Mumbai: The Reserve Bank will continue to buy dollars to shore up the foreign exchange reserves to further buttress the nation's import cover, says a report. The forex reserves touched USD 320.564 billion in the week to July 25, a tad below the all-time high of USD 321 billion in September 2011.
“We expect Governor Raghuram Rajan to continue to recoup forex to guard against contagion. After all, the RBI needs to raise USD 80 billion to maintain the current not-very-adequate import cover of 8 months by March 2016,” Bank of America- Merrill Lynch said in a report. In May and June, the central bank had bought USD 28.3 billion of forex forwards.
According to the report, this fully covers RBI's short outstanding forwards position including the USD 26 billion of FCNR-B swaps.
“On balance, we continue to expect the RBI to hold the rupee at 58-62 level if the dollar persists at 1.30 per euro,” the report said.
The Amercian brokerage said it expects the government and the RBI to introduce another bulk forex scheme to further increase foreign exchange reserves.

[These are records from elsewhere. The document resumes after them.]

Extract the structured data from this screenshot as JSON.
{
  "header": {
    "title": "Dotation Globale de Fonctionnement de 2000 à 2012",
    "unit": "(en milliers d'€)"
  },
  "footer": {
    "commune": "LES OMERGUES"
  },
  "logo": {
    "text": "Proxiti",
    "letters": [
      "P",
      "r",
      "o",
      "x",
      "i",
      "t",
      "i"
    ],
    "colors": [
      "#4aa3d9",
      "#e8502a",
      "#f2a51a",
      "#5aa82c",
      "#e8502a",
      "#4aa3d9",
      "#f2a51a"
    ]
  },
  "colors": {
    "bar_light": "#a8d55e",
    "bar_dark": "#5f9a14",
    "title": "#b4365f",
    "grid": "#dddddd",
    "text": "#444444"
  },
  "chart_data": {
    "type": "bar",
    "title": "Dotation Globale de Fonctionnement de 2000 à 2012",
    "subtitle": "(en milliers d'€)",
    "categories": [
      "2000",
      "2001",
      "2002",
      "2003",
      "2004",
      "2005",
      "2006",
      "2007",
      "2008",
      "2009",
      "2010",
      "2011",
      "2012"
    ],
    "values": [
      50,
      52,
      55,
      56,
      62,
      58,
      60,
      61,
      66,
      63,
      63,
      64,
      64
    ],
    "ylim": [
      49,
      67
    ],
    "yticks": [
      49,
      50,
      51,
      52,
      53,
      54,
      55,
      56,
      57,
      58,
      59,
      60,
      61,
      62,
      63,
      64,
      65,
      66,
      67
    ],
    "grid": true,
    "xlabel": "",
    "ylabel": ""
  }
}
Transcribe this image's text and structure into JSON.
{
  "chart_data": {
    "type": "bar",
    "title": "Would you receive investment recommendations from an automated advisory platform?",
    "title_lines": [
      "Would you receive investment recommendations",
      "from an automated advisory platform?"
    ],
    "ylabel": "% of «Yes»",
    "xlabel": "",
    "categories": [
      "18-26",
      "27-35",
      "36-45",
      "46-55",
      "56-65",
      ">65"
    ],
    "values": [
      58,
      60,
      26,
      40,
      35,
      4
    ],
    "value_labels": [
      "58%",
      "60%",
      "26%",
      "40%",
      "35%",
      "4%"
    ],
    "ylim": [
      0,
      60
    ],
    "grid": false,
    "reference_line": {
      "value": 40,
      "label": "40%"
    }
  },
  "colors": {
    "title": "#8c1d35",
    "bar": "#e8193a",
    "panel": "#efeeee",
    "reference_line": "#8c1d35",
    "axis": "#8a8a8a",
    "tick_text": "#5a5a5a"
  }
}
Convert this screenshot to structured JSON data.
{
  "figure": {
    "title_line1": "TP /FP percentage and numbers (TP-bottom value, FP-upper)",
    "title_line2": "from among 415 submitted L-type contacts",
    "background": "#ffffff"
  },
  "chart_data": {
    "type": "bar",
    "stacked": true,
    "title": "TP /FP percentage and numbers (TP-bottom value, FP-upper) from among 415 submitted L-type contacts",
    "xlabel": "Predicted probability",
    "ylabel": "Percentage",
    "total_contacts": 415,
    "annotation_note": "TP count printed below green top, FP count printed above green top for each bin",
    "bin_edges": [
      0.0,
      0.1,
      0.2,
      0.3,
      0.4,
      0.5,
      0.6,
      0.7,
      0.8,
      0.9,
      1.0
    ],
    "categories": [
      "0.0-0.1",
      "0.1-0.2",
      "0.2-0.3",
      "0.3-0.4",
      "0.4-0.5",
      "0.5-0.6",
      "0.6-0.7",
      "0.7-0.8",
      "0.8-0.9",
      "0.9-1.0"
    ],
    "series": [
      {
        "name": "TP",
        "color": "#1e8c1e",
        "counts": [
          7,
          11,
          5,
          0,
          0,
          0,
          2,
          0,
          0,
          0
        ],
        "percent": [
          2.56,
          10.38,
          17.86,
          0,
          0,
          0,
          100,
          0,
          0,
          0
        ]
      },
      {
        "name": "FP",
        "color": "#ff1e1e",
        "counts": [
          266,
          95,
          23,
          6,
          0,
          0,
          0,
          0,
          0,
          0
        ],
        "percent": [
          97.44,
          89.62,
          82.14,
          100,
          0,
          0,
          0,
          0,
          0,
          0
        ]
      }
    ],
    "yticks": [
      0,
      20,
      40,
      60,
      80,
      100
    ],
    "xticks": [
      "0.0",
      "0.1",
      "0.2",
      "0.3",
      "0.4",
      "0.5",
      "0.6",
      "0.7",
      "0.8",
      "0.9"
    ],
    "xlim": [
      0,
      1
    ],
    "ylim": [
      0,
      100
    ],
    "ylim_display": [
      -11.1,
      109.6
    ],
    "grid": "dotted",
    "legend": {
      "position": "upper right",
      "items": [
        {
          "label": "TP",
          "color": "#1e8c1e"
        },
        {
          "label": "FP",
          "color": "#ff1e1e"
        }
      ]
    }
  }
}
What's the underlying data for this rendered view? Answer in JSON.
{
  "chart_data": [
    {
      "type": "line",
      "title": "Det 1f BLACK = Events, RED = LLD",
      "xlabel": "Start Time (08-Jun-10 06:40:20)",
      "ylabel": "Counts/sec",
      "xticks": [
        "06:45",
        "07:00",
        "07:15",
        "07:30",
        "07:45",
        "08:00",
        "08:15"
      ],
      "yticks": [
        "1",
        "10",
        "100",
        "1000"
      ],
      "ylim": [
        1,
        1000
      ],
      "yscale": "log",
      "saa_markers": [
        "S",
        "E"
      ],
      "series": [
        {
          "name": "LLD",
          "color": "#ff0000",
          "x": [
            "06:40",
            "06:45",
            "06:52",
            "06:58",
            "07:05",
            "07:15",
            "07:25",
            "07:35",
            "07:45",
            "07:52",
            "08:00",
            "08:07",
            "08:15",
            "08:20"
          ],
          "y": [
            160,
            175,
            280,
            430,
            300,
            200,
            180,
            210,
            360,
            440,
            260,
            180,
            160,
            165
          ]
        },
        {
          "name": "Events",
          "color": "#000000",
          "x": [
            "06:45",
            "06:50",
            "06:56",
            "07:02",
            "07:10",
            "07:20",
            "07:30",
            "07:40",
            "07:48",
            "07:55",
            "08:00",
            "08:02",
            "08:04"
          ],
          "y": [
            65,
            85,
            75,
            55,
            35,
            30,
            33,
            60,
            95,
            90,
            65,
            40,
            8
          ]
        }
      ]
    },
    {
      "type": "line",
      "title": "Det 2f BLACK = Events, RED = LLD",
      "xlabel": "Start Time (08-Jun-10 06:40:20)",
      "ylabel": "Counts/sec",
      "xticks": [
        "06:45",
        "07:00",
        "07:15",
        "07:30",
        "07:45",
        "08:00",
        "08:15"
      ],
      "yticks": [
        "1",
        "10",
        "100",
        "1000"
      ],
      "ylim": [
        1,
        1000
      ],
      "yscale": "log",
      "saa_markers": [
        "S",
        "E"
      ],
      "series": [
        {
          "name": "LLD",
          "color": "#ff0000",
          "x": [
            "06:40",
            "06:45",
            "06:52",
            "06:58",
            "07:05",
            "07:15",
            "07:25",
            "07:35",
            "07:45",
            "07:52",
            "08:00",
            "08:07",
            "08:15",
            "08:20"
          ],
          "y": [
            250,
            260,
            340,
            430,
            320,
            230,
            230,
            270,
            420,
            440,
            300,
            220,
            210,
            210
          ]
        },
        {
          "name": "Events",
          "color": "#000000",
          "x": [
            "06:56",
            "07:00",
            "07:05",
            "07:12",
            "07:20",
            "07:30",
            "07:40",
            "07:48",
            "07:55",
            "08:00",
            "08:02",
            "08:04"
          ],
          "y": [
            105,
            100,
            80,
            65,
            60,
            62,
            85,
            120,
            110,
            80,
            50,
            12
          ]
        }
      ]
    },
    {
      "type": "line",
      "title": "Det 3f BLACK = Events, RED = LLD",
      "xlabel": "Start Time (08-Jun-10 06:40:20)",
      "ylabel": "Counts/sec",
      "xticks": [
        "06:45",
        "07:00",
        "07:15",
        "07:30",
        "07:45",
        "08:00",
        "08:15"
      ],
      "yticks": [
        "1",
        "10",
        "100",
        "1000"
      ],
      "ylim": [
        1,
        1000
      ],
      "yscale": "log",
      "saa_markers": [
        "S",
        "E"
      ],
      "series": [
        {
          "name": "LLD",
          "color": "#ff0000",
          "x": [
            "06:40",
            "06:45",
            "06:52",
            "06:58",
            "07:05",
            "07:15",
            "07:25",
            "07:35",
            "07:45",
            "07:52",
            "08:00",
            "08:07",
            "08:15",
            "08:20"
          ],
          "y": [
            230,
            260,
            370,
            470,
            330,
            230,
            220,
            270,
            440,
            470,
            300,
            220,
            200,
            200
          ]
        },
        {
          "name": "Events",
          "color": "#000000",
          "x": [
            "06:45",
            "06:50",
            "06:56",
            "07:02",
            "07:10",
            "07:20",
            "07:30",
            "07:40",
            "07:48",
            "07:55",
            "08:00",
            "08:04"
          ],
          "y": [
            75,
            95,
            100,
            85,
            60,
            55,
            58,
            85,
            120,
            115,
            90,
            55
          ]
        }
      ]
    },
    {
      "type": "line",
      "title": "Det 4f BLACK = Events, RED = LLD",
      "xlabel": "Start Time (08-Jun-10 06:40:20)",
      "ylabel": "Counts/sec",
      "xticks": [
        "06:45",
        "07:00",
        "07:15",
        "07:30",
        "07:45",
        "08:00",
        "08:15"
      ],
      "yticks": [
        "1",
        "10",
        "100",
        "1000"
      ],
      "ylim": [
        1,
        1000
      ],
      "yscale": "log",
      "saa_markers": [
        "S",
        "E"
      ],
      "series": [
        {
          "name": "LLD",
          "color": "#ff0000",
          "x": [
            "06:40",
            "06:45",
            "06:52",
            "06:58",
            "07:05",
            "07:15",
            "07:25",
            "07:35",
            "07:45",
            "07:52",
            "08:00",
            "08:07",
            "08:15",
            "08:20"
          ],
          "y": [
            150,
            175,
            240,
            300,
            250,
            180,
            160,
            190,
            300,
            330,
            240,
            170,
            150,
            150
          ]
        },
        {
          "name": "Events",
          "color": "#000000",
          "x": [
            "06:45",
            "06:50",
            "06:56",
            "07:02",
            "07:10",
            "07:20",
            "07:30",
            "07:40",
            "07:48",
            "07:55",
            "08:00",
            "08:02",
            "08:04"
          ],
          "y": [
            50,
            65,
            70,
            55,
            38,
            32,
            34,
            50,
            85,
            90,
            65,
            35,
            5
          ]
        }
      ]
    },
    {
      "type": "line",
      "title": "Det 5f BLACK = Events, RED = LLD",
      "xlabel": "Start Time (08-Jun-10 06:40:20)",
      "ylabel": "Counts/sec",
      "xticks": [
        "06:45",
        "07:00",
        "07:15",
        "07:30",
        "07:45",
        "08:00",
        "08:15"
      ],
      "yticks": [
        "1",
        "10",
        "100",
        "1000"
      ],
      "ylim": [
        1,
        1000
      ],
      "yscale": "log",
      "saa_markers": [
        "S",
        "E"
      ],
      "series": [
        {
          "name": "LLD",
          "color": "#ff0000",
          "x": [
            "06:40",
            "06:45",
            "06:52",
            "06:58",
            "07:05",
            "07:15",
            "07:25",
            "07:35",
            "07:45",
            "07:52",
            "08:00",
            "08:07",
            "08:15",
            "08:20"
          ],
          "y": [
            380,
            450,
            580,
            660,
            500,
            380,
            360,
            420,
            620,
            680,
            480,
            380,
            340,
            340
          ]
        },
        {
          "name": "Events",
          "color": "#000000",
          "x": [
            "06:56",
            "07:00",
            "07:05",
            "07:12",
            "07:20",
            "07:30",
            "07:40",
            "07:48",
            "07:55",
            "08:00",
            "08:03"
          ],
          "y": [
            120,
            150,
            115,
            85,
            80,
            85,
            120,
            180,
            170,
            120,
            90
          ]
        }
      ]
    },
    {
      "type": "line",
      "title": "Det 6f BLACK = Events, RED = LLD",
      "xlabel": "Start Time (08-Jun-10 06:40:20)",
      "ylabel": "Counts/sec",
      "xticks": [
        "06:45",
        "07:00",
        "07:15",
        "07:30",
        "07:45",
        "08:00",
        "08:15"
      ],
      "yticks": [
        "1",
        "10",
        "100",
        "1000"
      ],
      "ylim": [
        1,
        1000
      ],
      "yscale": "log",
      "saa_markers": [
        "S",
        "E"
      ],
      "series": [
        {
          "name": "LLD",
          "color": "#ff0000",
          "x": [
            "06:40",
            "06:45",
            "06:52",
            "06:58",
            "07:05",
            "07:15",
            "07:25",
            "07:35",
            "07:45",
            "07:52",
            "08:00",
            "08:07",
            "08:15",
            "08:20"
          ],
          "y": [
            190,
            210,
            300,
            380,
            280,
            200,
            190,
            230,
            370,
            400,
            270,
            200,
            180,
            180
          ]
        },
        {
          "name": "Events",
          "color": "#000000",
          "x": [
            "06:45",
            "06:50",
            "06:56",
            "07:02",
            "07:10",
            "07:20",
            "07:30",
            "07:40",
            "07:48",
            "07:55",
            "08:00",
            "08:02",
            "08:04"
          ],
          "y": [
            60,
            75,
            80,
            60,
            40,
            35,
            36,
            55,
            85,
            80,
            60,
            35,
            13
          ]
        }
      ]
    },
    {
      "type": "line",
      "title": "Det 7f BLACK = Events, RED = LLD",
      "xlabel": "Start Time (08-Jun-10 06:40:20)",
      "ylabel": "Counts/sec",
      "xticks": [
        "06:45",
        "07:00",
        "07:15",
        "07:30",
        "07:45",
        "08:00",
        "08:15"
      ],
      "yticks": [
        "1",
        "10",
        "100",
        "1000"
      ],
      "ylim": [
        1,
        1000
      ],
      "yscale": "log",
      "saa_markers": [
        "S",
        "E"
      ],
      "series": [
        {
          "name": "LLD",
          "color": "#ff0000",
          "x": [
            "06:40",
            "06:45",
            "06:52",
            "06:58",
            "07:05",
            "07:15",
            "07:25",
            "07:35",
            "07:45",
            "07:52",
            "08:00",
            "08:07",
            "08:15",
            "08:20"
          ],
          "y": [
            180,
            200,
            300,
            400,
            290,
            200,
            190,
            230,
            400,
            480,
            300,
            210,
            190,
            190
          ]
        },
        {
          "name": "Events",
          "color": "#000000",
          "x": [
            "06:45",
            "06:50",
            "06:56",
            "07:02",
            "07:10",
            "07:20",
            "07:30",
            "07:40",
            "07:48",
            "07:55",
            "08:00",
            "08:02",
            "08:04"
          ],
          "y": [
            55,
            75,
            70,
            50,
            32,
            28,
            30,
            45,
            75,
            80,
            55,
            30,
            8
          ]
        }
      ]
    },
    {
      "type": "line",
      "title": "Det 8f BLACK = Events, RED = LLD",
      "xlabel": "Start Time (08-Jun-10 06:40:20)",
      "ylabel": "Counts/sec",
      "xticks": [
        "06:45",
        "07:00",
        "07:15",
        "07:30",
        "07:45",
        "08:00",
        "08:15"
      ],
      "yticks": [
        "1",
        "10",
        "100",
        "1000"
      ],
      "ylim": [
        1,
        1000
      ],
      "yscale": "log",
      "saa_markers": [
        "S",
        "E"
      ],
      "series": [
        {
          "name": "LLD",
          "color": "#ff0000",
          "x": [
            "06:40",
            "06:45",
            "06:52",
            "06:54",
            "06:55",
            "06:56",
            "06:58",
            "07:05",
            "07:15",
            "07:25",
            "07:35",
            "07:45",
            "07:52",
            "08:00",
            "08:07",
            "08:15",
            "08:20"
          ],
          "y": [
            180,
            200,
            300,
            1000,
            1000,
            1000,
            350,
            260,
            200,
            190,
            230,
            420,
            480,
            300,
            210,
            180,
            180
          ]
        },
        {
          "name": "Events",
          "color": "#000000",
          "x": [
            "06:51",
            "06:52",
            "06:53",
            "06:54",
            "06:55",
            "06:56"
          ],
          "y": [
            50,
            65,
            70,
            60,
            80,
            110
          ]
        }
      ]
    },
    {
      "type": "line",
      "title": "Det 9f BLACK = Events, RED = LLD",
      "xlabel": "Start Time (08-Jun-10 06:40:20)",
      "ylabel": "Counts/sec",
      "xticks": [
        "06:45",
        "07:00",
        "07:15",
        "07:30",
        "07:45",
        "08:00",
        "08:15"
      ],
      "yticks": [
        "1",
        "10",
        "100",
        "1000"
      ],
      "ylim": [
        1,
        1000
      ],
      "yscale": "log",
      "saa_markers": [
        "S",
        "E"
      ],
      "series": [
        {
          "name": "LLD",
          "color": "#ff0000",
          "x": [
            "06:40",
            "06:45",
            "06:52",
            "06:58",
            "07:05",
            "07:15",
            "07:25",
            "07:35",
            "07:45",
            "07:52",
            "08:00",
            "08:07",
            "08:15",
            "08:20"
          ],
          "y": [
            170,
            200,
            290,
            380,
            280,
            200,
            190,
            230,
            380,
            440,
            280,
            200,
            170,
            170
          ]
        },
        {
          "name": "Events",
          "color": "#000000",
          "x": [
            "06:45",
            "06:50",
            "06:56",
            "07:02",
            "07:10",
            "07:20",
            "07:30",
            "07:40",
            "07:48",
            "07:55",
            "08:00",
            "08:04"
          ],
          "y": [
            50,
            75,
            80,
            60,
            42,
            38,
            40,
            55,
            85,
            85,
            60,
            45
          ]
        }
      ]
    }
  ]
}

It said the government could hike investment limit in government securities by another USD 5 billion to USD 30 billion, replacing the USD 5 billion reserved for sovereign wealth funds and others, within the overall FII debt investment limit of USD 81 billion to increase reserves. Another option is to list government securities in an emerging market bond index to raise USD 20-25 billion from benchmark funds that track that index. The report said the government could also issue sovereign bonds or quasi sovereigns to raise USD 5-8 billion, in the manner of Brazil and Russia, taking advantage of the Modi government's strong political mandate, to shore up the reserves.